For the tax suspension to take effect, it would need approval by the U.S. Congress and would require backing from some Democratic senators to become law. The proposal follows a pattern in which the federal gasoline tax has historically been suspended during energy shocks, most recently in 2022 after Russia’s invasion of Ukraine pushed U.S. gasoline prices to record highs. Then-President Joe Biden supported the idea, but it did not pass Congress.
Some states have suspended the tax at the state level, but the federal tax has never been suspended nationwide.
The move comes as Americans face rising fuel costs linked to the conflict in the Middle East. Shipping through the Hormuz Strait—a chokepoint accounting for about one-fifth of global oil consumption—has been severely disrupted for more than two months, pushing crude prices above $100 per barrel.
Since the conflict began in late February, average U.S. gasoline prices have risen more than 50%, to about $4.52 per gallon. Diesel prices have climbed to around $5.64 per gallon.
To ease price pressures, Trump has released record volumes of oil from the Strategic Petroleum Reserve and relaxed certain shipping and environmental rules affecting fuels. The Energy Secretary said the administration supports any measure that could reduce retail gasoline prices and lower costs for Americans.
Analysts from the Committee for a Responsible Federal Budget (CRFB) estimate the federal gasoline tax yields about $30 billion annually for the U.S. budget.

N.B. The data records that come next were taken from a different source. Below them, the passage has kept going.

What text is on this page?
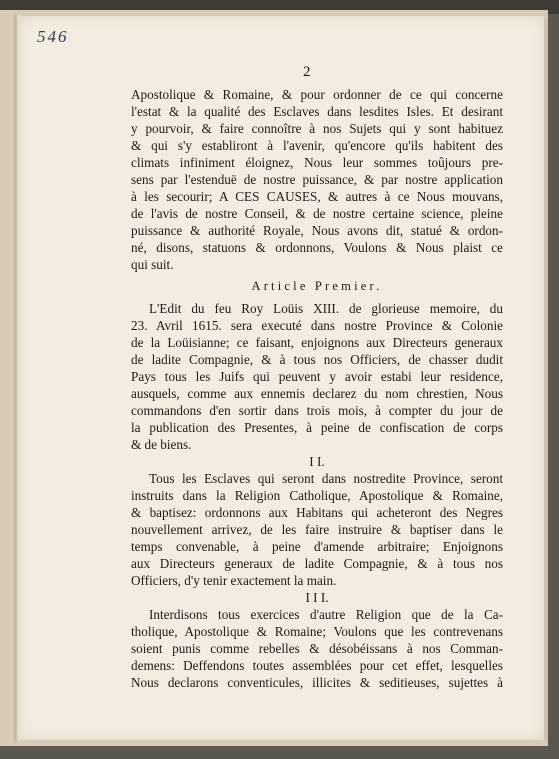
546
2
Apostolique & Romaine, & pour ordonner de ce qui concerne
l'estat & la qualité des Esclaves dans lesdites Isles. Et desirant
y pourvoir, & faire connoître à nos Sujets qui y sont habituez
& qui s'y establiront à l'avenir, qu'encore qu'ils habitent des
climats infiniment éloignez, Nous leur sommes toûjours pre-
sens par l'estenduë de nostre puissance, & par nostre application
à les secourir; A CES CAUSES, & autres à ce Nous mouvans,
de l'avis de nostre Conseil, & de nostre certaine science, pleine
puissance & authorité Royale, Nous avons dit, statué & ordon-
né, disons, statuons & ordonnons, Voulons & Nous plaist ce
qui suit.
Article Premier.
L'Edit du feu Roy Loüis XIII. de glorieuse memoire, du
23. Avril 1615. sera executé dans nostre Province & Colonie
de la Loüisianne; ce faisant, enjoignons aux Directeurs generaux
de ladite Compagnie, & à tous nos Officiers, de chasser dudit
Pays tous les Juifs qui peuvent y avoir estabi leur residence,
ausquels, comme aux ennemis declarez du nom chrestien, Nous
commandons d'en sortir dans trois mois, à compter du jour de
la publication des Presentes, à peine de confiscation de corps
& de biens.
I I.
Tous les Esclaves qui seront dans nostredite Province, seront
instruits dans la Religion Catholique, Apostolique & Romaine,
& baptisez: ordonnons aux Habitans qui acheteront des Negres
nouvellement arrivez, de les faire instruire & baptiser dans le
temps convenable, à peine d'amende arbitraire; Enjoignons
aux Directeurs generaux de ladite Compagnie, & à tous nos
Officiers, d'y tenir exactement la main.
I I I.
Interdisons tous exercices d'autre Religion que de la Ca-
tholique, Apostolique & Romaine; Voulons que les contrevenans
soient punis comme rebelles & désobéissans à nos Comman-
demens: Deffendons toutes assemblées pour cet effet, lesquelles
Nous declarons conventicules, illicites & seditieuses, sujettes à
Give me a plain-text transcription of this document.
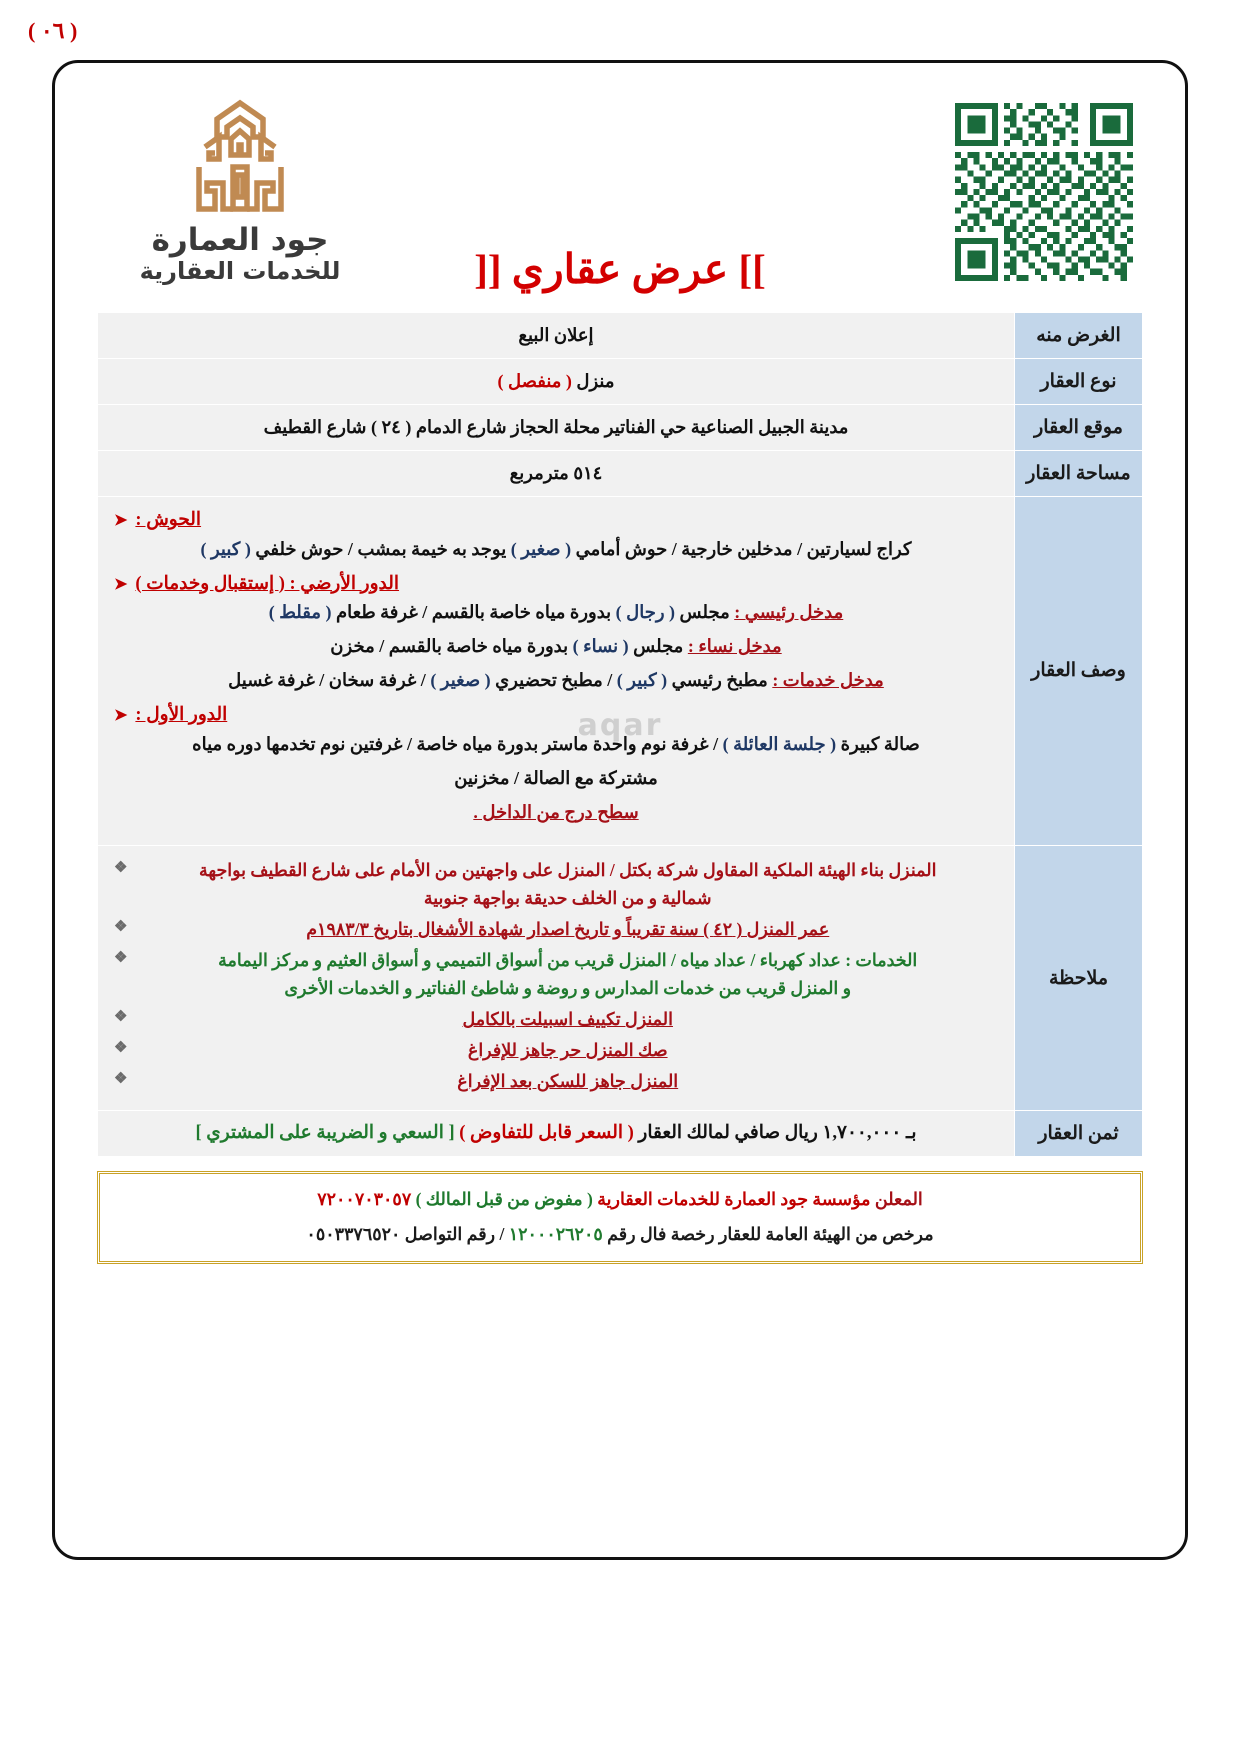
( ٠٦ )
جود العمارة
للخدمات العقارية	]] عرض عقاري [[
الغرض منه	إعلان البيع
نوع العقار	منزل ( منفصل )
موقع العقار	مدينة الجبيل الصناعية حي الفناتير محلة الحجاز شارع الدمام ( ٢٤ ) شارع القطيف
مساحة العقار	٥١٤ مترمربع
وصف العقار	
➤ الحوش :
كراج لسيارتين / مدخلين خارجية / حوش أمامي ( صغير ) يوجد به خيمة بمشب / حوش خلفي ( كبير )
➤ الدور الأرضي : ( إستقبال وخدمات )
مدخل رئيسي : مجلس ( رجال ) بدورة مياه خاصة بالقسم / غرفة طعام ( مقلط )
مدخل نساء : مجلس ( نساء ) بدورة مياه خاصة بالقسم / مخزن
مدخل خدمات : مطبخ رئيسي ( كبير ) / مطبخ تحضيري ( صغير ) / غرفة سخان / غرفة غسيل
➤ الدور الأول :
صالة كبيرة ( جلسة العائلة ) / غرفة نوم واحدة ماستر بدورة مياه خاصة / غرفتين نوم تخدمها دوره مياه
مشتركة مع الصالة / مخزنين
سطح درج من الداخل .

ملاحظة	
❖	المنزل بناء الهيئة الملكية المقاول شركة بكتل / المنزل على واجهتين من الأمام على شارع القطيف بواجهة
شمالية و من الخلف حديقة بواجهة جنوبية
❖	عمر المنزل ( ٤٢ ) سنة تقريباً و تاريخ اصدار شهادة الأشغال بتاريخ ١٩٨٣/٣م
❖	الخدمات : عداد كهرباء / عداد مياه / المنزل قريب من أسواق التميمي و أسواق العثيم و مركز اليمامة
و المنزل قريب من خدمات المدارس و روضة و شاطئ الفناتير و الخدمات الأخرى
❖	المنزل تكييف اسبيلت بالكامل
❖	صك المنزل حر جاهز للإفراغ
❖	المنزل جاهز للسكن بعد الإفراغ

ثمن العقار	بـ ١,٧٠٠,٠٠٠ ريال صافي لمالك العقار ( السعر قابل للتفاوض ) [ السعي و الضريبة على المشتري ]
المعلن مؤسسة جود العمارة للخدمات العقارية ( مفوض من قبل المالك ) ٧٢٠٠٧٠٣٠٥٧
مرخص من الهيئة العامة للعقار رخصة فال رقم ١٢٠٠٠٢٦٢٠٥ / رقم التواصل ٠٥٠٣٣٧٦٥٢٠
aqar
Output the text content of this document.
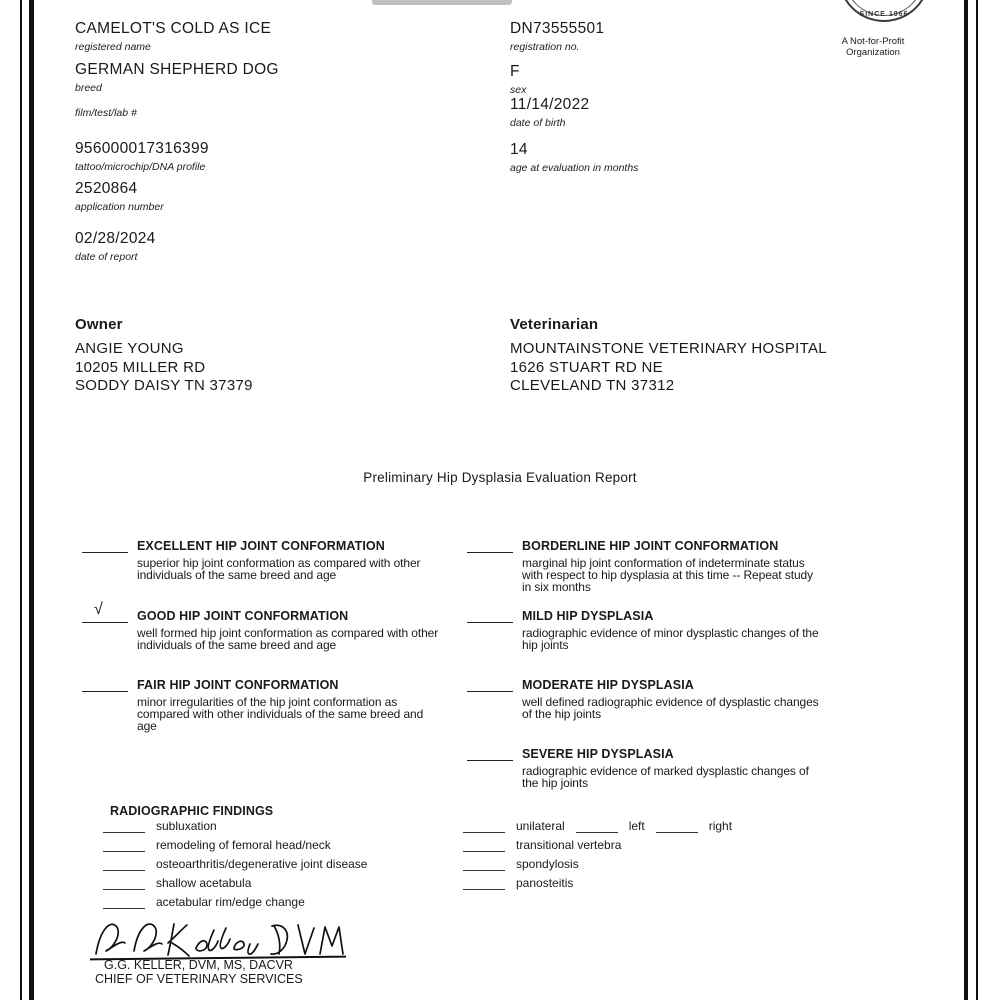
SINCE 1966
A Not-for-Profit
Organization
CAMELOT'S COLD AS ICE
registered name
GERMAN SHEPHERD DOG
breed
film/test/lab #
956000017316399
tattoo/microchip/DNA profile
2520864
application number
02/28/2024
date of report
DN73555501
registration no.
F
sex
11/14/2022
date of birth
14
age at evaluation in months
Owner
ANGIE YOUNG
10205 MILLER RD
SODDY DAISY TN 37379
Veterinarian
MOUNTAINSTONE VETERINARY HOSPITAL
1626 STUART RD NE
CLEVELAND TN 37312
Preliminary Hip Dysplasia Evaluation Report
EXCELLENT HIP JOINT CONFORMATION
superior hip joint conformation as compared with other individuals of the same breed and age
√	GOOD HIP JOINT CONFORMATION
well formed hip joint conformation as compared with other individuals of the same breed and age
FAIR HIP JOINT CONFORMATION
minor irregularities of the hip joint conformation as compared with other individuals of the same breed and age
BORDERLINE HIP JOINT CONFORMATION
marginal hip joint conformation of indeterminate status with respect to hip dysplasia at this time -- Repeat study in six months
MILD HIP DYSPLASIA
radiographic evidence of minor dysplastic changes of the hip joints
MODERATE HIP DYSPLASIA
well defined radiographic evidence of dysplastic changes of the hip joints
SEVERE HIP DYSPLASIA
radiographic evidence of marked dysplastic changes of the hip joints
RADIOGRAPHIC FINDINGS
subluxation
remodeling of femoral head/neck
osteoarthritis/degenerative joint disease
shallow acetabula
acetabular rim/edge change
unilateral	left	right
transitional vertebra
spondylosis
panosteitis
G.G. KELLER, DVM, MS, DACVR
CHIEF OF VETERINARY SERVICES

Suspending the tax for three months could reduce revenue by roughly $7 billion. Most federal gasoline tax receipts fund the Highway Trust Fund, which pays for roads, bridges, and public transit.
Bob McNally, founder of Rapidan Energy Group, said suspending the federal gas tax would only modestly help consumers if Hormuz’s oil shipments have not resumed. “The measure can only slow the pace of gasoline price increases, and the real impact on consumers would be limited,” he said.
The proposal also comes as analysts warn that gasoline and diesel prices could hit record levels in the coming weeks. On Monday, S&P Global Energy warned of a potential market crisis, citing expectations that global demand for refined products such as gasoline and diesel will fall sharply from the 2007–2009 Great Recession.
S&P Global Energy’s refinery throughput forecast indicates a significant decline in global crude processing in Q2 and Q3 year-over-year, which could keep pressure on fuel prices and reduce demand for refined products. Karim Fawaz, CEO of Fuel & Refining at S&P Global Energy, cautioned that many markets may soon have to curb fuel consumption.